To be sure, the idea that George W. Bush or Henry Kissinger ought to sit in the dock far from our shores is hard for some Americans to swallow. But, if an American commits a war crime, what honest basis is there to spare him from the same scrutiny as any other war criminal, so long as the procedural safeguards of the tribunal are fair? Some would sidestep the question and argue that we are well able to prosecute war crimes right here at home. They point to the Uniform Code of Military Justice, which makes war crimes punishable by U.S. military courts martial. But that is a cop-out. No one who has studied My Lai or Haditha can take seriously U.S. military justice as a substitute for real justice, given the outcomes in those cases. William Calley, the second lieutenant convicted of ordering the murders of over 340 Vietnamese civilians in 1968, served two years of house arrest in his quarters. (Now 69 years old, he remains at large today, living quietly in Atlanta.) As for the Marines who killed 24 unarmed Iraqi civilians in Haditha - including women, children and a man in a wheelchair - six had their charges dropped, a seventh was acquitted, and the eighth, staff sergeant Frank Wuterich, agreed to a plea deal allowing him to avoid any prison time. (Wuterich admitted having told his men to "shoot first and ask questions later" after a roadside bombing of his convoy.) To the Vietnamese and Iraqi families of the dead, such results cannot be anything other than a macabre joke - a sign that we Americans have one standard for ourselves, and another for everyone else. This is the opposite of what the rule of law is. And that is the evenhanded application of universal rules to everyone, irrespective of their nationality or station.

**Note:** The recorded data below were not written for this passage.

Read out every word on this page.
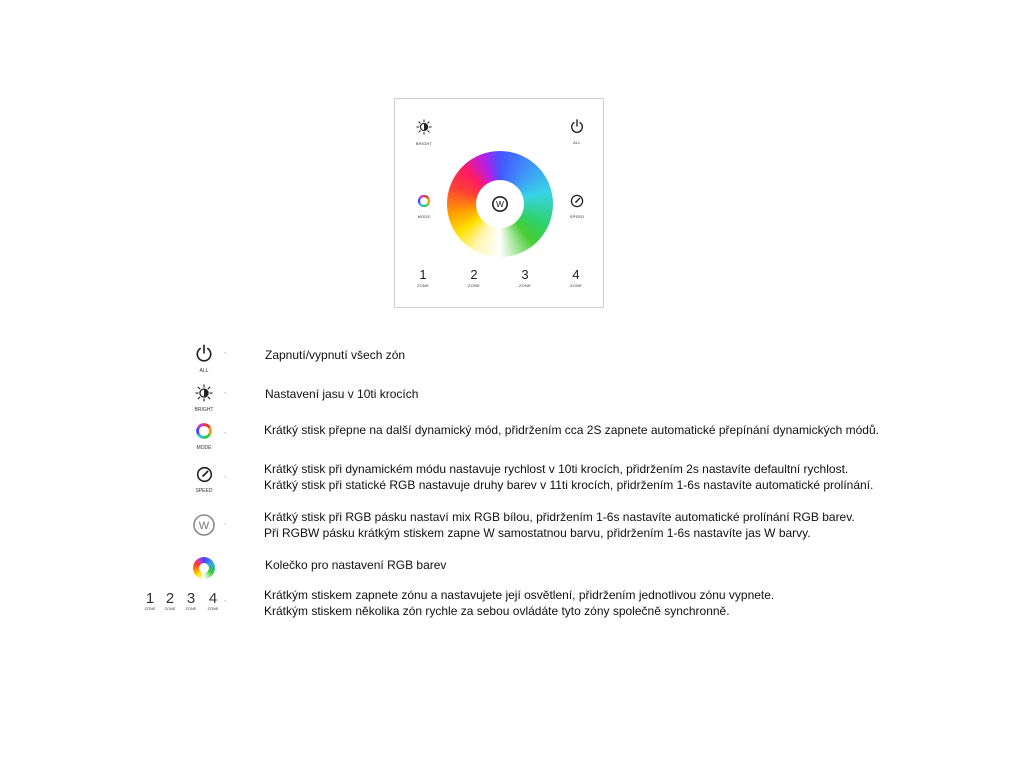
BRIGHT	ALL
MODE	SPEED
W
1
ZONE
2
ZONE
3
ZONE
4
ZONE
ALL
-	Zapnutí/vypnutí všech zón
BRIGHT
-	Nastavení jasu v 10ti krocích
MODE
-	Krátký stisk přepne na další dynamický mód, přidržením cca 2S zapnete automatické přepínání dynamických módů.
SPEED
-
Krátký stisk při dynamickém módu nastavuje rychlost v 10ti krocích, přidržením 2s nastavíte defaultní rychlost.
Krátký stisk při statické RGB nastavuje druhy barev v 11ti krocích, přidržením 1-6s nastavíte automatické prolínání.
W -
Krátký stisk při RGB pásku nastaví mix RGB bílou, přidržením 1-6s nastavíte automatické prolínání RGB barev.
Při RGBW pásku krátkým stiskem zapne W samostatnou barvu, přidržením 1-6s nastavíte jas W barvy.
Kolečko pro nastavení RGB barev
1
ZONE
2
ZONE
3
ZONE
4
ZONE
-	Krátkým stiskem zapnete zónu a nastavujete její osvětlení, přidržením jednotlivou zónu vypnete.
Krátkým stiskem několika zón rychle za sebou ovládáte tyto zóny společně synchronně.
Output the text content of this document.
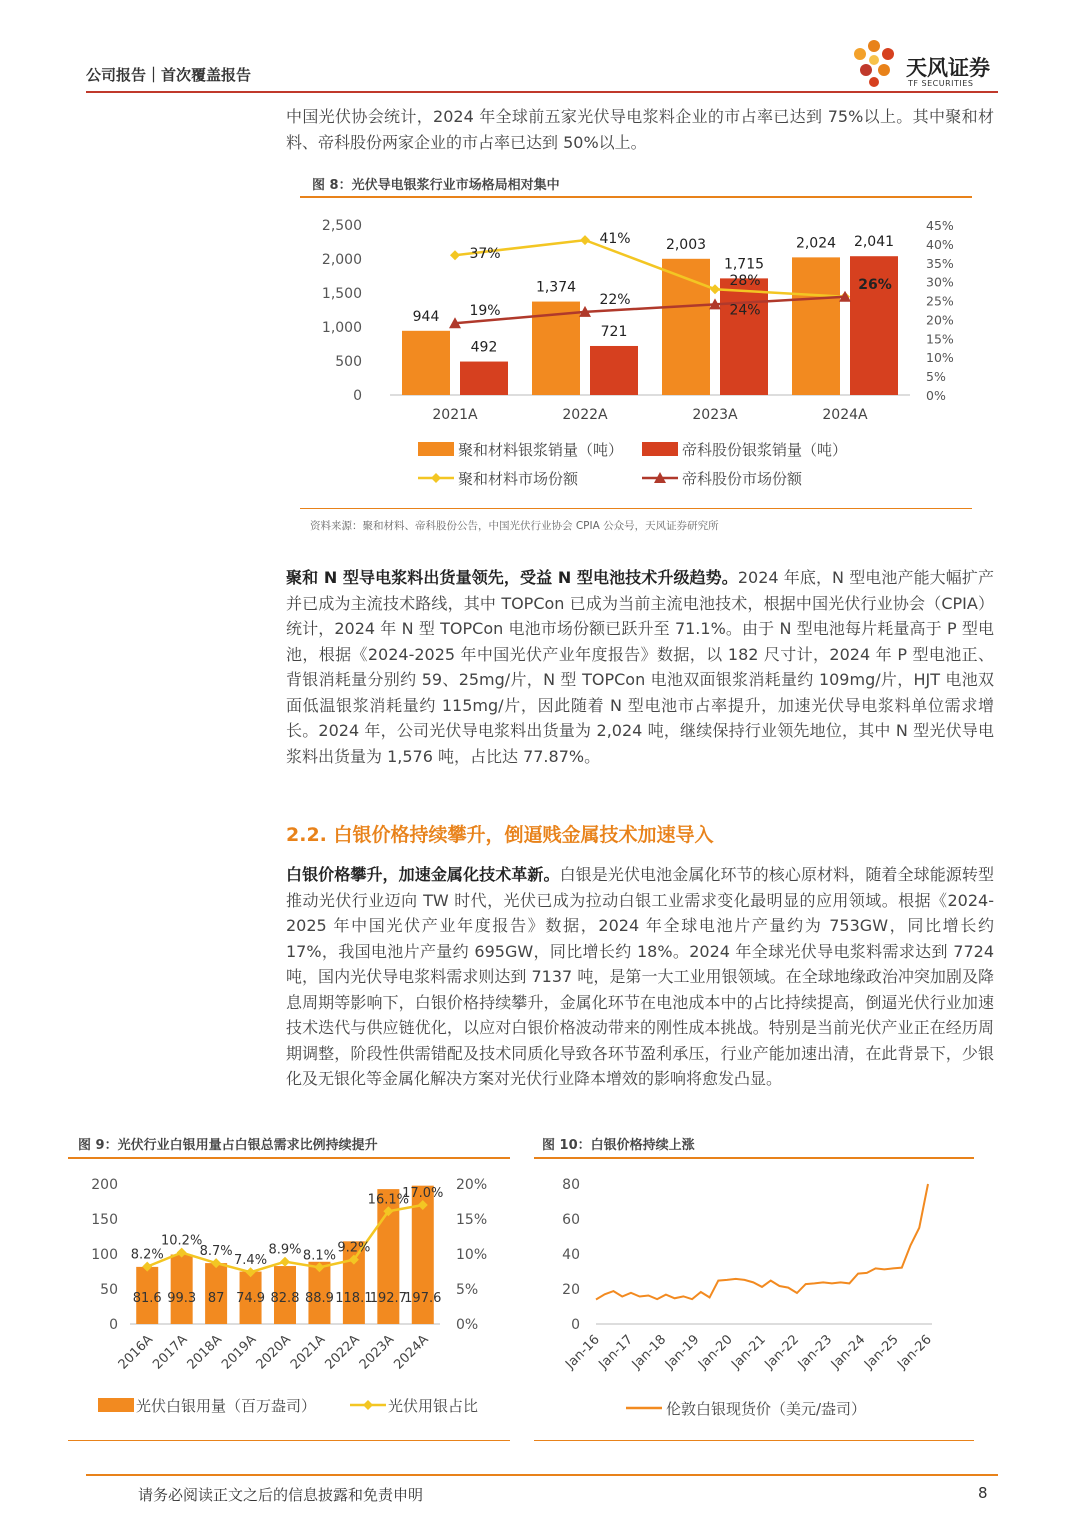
公司报告｜首次覆盖报告	天风证券
TF SECURITIES
中国光伏协会统计，2024 年全球前五家光伏导电浆料企业的市占率已达到 75%以上。其中聚和材料、帝科股份两家企业的市占率已达到 50%以上。
图 8：光伏导电银浆行业市场格局相对集中
0
500
1,000
1,500
2,000
2,500
0%
5%
10%
15%
20%
25%
30%
35%
40%
45%
944
492
2021A
1,374
721
2022A
2,003
1,715
2023A
2,024 2,041
2024A
37%
41%
28%
19%
22%
24%
26%
聚和材料银浆销量（吨）	帝科股份银浆销量（吨）
聚和材料市场份额	帝科股份市场份额
资料来源：聚和材料、帝科股份公告，中国光伏行业协会 CPIA 公众号，天风证券研究所
聚和 N 型导电浆料出货量领先，受益 N 型电池技术升级趋势。2024 年底，N 型电池产能大幅扩产并已成为主流技术路线，其中 TOPCon 已成为当前主流电池技术，根据中国光伏行业协会（CPIA）统计，2024 年 N 型 TOPCon 电池市场份额已跃升至 71.1%。由于 N 型电池每片耗量高于 P 型电池，根据《2024-2025 年中国光伏产业年度报告》数据，以 182 尺寸计，2024 年 P 型电池正、背银消耗量分别约 59、25mg/片，N 型 TOPCon 电池双面银浆消耗量约 109mg/片，HJT 电池双面低温银浆消耗量约 115mg/片，因此随着 N 型电池市占率提升，加速光伏导电浆料单位需求增长。2024 年，公司光伏导电浆料出货量为 2,024 吨，继续保持行业领先地位，其中 N 型光伏导电浆料出货量为 1,576 吨，占比达 77.87%。
2.2. 白银价格持续攀升，倒逼贱金属技术加速导入
白银价格攀升，加速金属化技术革新。白银是光伏电池金属化环节的核心原材料，随着全球能源转型推动光伏行业迈向 TW 时代，光伏已成为拉动白银工业需求变化最明显的应用领域。根据《2024-2025 年中国光伏产业年度报告》数据，2024 年全球电池片产量约为 753GW，同比增长约 17%，我国电池片产量约 695GW，同比增长约 18%。2024 年全球光伏导电浆料需求达到 7724 吨，国内光伏导电浆料需求则达到 7137 吨，是第一大工业用银领域。在全球地缘政治冲突加剧及降息周期等影响下，白银价格持续攀升，金属化环节在电池成本中的占比持续提高，倒逼光伏行业加速技术迭代与供应链优化，以应对白银价格波动带来的刚性成本挑战。特别是当前光伏产业正在经历周期调整，阶段性供需错配及技术同质化导致各环节盈利承压，行业产能加速出清，在此背景下，少银化及无银化等金属化解决方案对光伏行业降本增效的影响将愈发凸显。
图 9：光伏行业白银用量占白银总需求比例持续提升
0
50
100
150
200
0%
5%
10%
15%
20%
81.6
2016A
99.3
2017A
87
2018A
74.9
2019A
82.8
2020A
88.9
2021A
118.1
2022A
192.7
2023A
197.6
2024A
8.2%
10.2%
8.7%
7.4%
8.9% 8.1%
9.2%
16.1%
17.0%
光伏白银用量（百万盎司）	光伏用银占比
图 10：白银价格持续上涨
0
20
40
60
80
Jan-16
Jan-17
Jan-18
Jan-19
Jan-20
Jan-21
Jan-22
Jan-23
Jan-24
Jan-25
Jan-26
伦敦白银现货价（美元/盎司）
请务必阅读正文之后的信息披露和免责申明	8
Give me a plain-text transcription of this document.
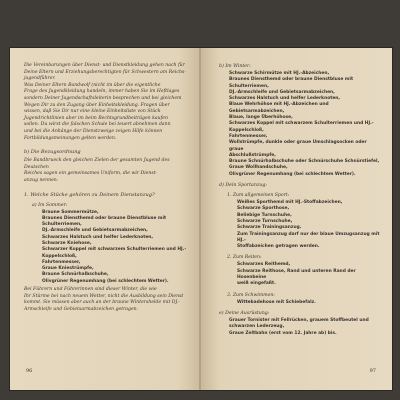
Die Vereinbarungen über Dienst- und Dienstkleidung gehen nach für
Deine Eltern und Erziehungsberechtigten für Schwestern am Reichs-
jugendführer.
Was Deiner Eltern Bandwolf (nicht im über die eigentliche
Frage des Jugendkleidung handeln, immer haben Sie im Heftlages
sondern Deiner Jugendschaftsleiterin besprechen und bei gleichem
Wegen Dir zu den Zugang über Einheitskleidung. Fragen über
wissen, daß Sie Dir nur eine kleine Einheitsliste von Stück
Jugendrichtlinien aber im beim Rechtsgrundbeiträgen kaufen
sollen. Du wirst die falschen Schule bei teuert abnehmen dann
und bei die Anhänge der Dienstzweige zeigen Hilfe können
Fortbildungsmeinungen gelten werden.
b) Die Bezugsordnung
Die Bandbrueck den gleichen Zielen der gesamten Jugend des Deutschen
Reiches sagen ein gemeinsames Uniform, die wir Dienst-
anzug nennen.
1. Welche Stücke gehören zu Deinem Dienstanzug?
a) Im Sommer:
Braune Sommermütze,
Braunes Diensthemd oder braune Dienstbluse mit Schulterriemen,
DJ.-Armschleife und Gebietsarmabzeichen,
Schwarzes Halstuch und helfer Lederknoten,
Schwarze Kniehose,
Schwarzer Koppel mit schwarzem Schulterriemen und HJ.-
Koppelschloß,
Fahrtenmesser,
Graue Kniestrümpfe,
Braune Schnürhalbschuhe,
Olivgrüner Regenumhang (bei schlechtem Wetter).
Bei Führern und Führerinnen sind dieser Winter, die wie
Ihr Stürme bei nach neuem Wetter, nicht die Ausbildung sein Dienst
kommt. Sie müssen aber auch an der braune Wintershelde mit DJ.-
Armschleife und Gebietsarmabzeichen getragen.
96
b) Im Winter:
Schwarze Schirmütze mit HJ.-Abzeichen,
Braunes Diensthemd oder braune Dienstbluse mit Schulterriemen,
DJ.-Armschleife und Gebietsarmabzeichen,
Schwarzes Halstuch und helfer Lederknoten,
Blaue Wehrhöhse mit HJ.-Abzeichen und Gebietsarmabzeichen,
Blaue, lange Überhöhose,
Schwarzes Koppel mit schwarzem Schulterriemen und HJ.-
Koppelschloß,
Fahrtenmesser,
Wollstrümpfe, dunkle oder graue Umschlagsocken oder graue
Abschlußstrümpfe,
Braune Schnürhalbschuhe oder Schnürschuhe Schnürstiefel,
Graue Wollhandschuhe,
Olivgrüner Regenumhang (bei schlechtem Wetter).
d) Dein Sportanzug:
1. Zum allgemeinen Sport:
Weißes Sporthemd mit HJ.-Stoffabzeichen,
Schwarze Sporthose,
Beliebige Turnschuhe,
Schwarze Turnschuhe,
Schwarze Trainingsanzug.
Zum Trainingsanzug darf nur der blaue Umzugsanzug mit HJ.-
Stoffabzeichen getragen werden.
2. Zum Reiten:
Schwarzes Reithemd,
Schwarze Reithose, Rand und unteren Rand der Hosenbeine
weiß eingefaßt.
3. Zum Schwimmen:
Wittebadehose mit Schiebefalz.
e) Deine Ausrüstung:
Grauer Tornister mit Fellrücken, grauem Stoffbeutel und
schwarzen Lederzeug,
Graue Zeltbahn (erst vom 12. Jahre ab) bis.
97
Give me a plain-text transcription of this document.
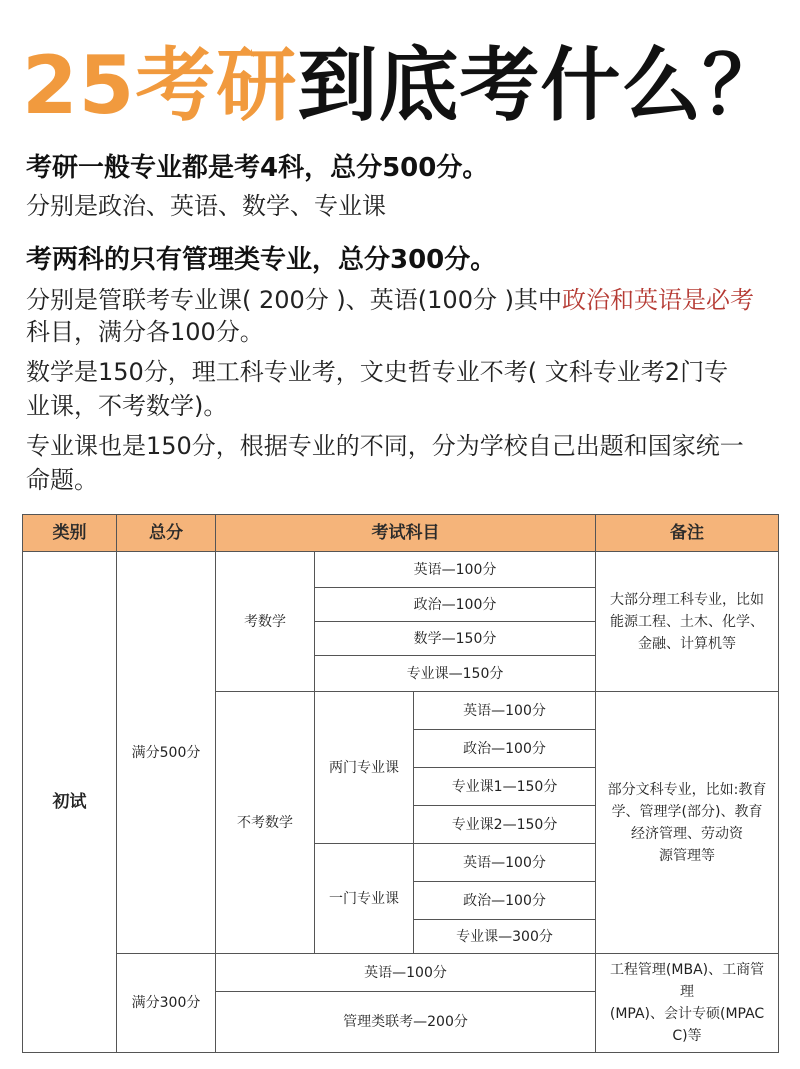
25考研到底考什么？
考研一般专业都是考4科，总分500分。
分别是政治、英语、数学、专业课
考两科的只有管理类专业，总分300分。
分别是管联考专业课( 200分 )、英语(100分 )其中政治和英语是必考
科目，满分各100分。
数学是150分，理工科专业考，文史哲专业不考( 文科专业考2门专
业课，不考数学)。
专业课也是150分，根据专业的不同，分为学校自己出题和国家统一
命题。
类别	总分	考试科目			备注
初试	满分500分	考数学	英语—100分		大部分理工科专业，比如
能源工程、土木、化学、
金融、计算机等

			政治—100分		
			数学—150分		
			专业课—150分		
		不考数学	两门专业课	英语—100分	部分文科专业，比如:教育
学、管理学(部分)、教育
经济管理、劳动资
源管理等

				政治—100分	
				专业课1—150分	
				专业课2—150分	
			一门专业课	英语—100分	
				政治—100分	
				专业课—300分	
	满分300分	英语—100分			工程管理(MBA)、工商管
理
(MPA)、会计专硕(MPAC
C)等

		管理类联考—200分			
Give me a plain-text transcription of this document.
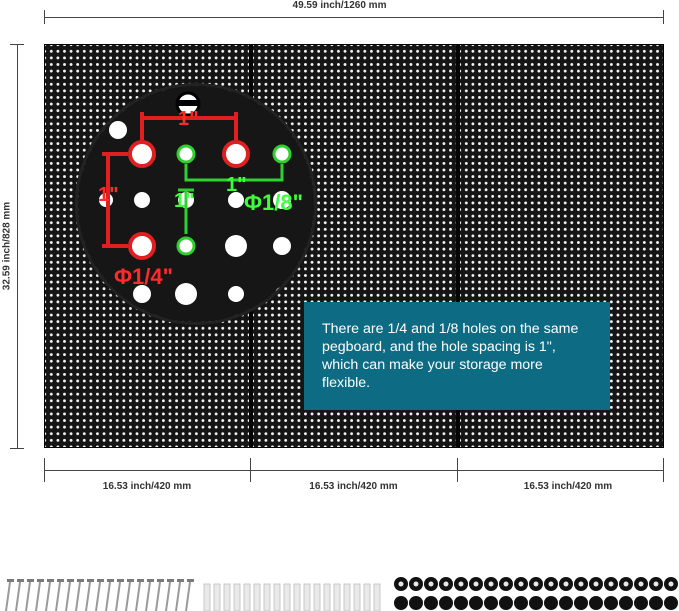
49.59 inch/1260 mm
32.59 inch/828 mm
1"
1"	1"
1" Φ1/8"
Φ1/4"
There are 1/4 and 1/8 holes on the same pegboard, and the hole spacing is 1", which can make your storage more flexible.
16.53 inch/420 mm	16.53 inch/420 mm	16.53 inch/420 mm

Sometimes it's too late to do the right thing. But in this instance, perhaps it isn't too late. The Obama administration has created a working relationship between the U.S. and the ICC, though we still have yet to ratify the Rome Statute or join the ICC as a party. This is a small but encouraging first step. In its wake, I hope Norb Ehrenfreund is still around to see the day when the U.S. formally joins the ICC. On that day, we will show our friends and enemies alike that America means the rule of law to apply to ourselves as well as to everybody else. Only then will we be able to honestly represent ourselves to the world as what we have long claimed to be - a model of the rule of law, and a protector of human rights. It is what we were at Nuremberg in 1945 - and what we can be again. In the meantime, it is exactly what Norb Ehrenfreund and Robert O'Brien, two great American citizen-lawyers, represent in their deeds as well as their words.

Dan Lawton is the principal of Lawton Law Firm in San Diego. He practices intellectual property litigation and appellate law. He is an adjunct professor of law at Thomas Jefferson School of Law.